Army Corps of Engineers begins closing bays at Bonnet Carré Spillway

Army Corps of Engineers begins closing bays at Bonnet Carré Spillway
The Bonnet Carre Spillway is expected to close after being open for weeks.

MONTZ, La. (WVUE) - The Historic Bonnet Carré Spillway opening is finally coming to an end.

The Louisiana Niagara Falls is coming to a close.

At the height of the Bonnet Carré Spillway opening, nearly twice the amount of water that tumbles over the real Niagara Falls flowed through the structure into Lake Pontchartrain every second.

Workers are in the process of dropping the large needles, as they call them, into slots called bays that stream the flow of water into the spillway basin.

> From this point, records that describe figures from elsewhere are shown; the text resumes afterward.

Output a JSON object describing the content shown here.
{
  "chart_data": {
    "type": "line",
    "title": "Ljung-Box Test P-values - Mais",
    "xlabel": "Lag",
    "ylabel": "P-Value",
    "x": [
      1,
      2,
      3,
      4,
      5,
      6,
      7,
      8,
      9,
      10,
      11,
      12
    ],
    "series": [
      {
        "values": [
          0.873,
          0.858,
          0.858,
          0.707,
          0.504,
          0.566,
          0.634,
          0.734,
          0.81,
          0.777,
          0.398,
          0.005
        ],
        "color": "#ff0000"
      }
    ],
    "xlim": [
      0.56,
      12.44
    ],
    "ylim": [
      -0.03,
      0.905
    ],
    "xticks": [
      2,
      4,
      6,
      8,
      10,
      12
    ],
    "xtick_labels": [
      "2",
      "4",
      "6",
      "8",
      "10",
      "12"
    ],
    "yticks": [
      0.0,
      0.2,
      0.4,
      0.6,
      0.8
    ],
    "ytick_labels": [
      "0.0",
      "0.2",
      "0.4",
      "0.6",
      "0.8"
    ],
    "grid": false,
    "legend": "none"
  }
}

Crews with the Army Corps of Engineers started using a crane around 9 a.m. to lift the needles back into place against the flow of rushing water from the still high Mississippi River.

Ten of the 168 open bays will be closed Monday, July 22, but Matt Roe with the United States Army Corps of Engineers says even though the spillway structure is closing, the area is still in a flood fight.

“Although we are out closing the Bonnet Carré Spillway today We are not out of the flood fight,” says Roe. “We will continue to conduct levee inspections and conjunction with our partners and then all subsurface construction activity within 1500 of the levee is still on restriction. I know it’s some people may see as closing the Spillway as the end of the foot fight but we’re not out of it yet.”

Depending on the weather conditions, the Corps expects a full closure in the next seven days, but there is plenty of water left in the spillway basin that will take time to drain.

Tuesday, July 23 will tie for the longest spillway opening at 75 days to add to the unprecedented openings on back to back years and the Bonnet Carré being opened twice in the same year.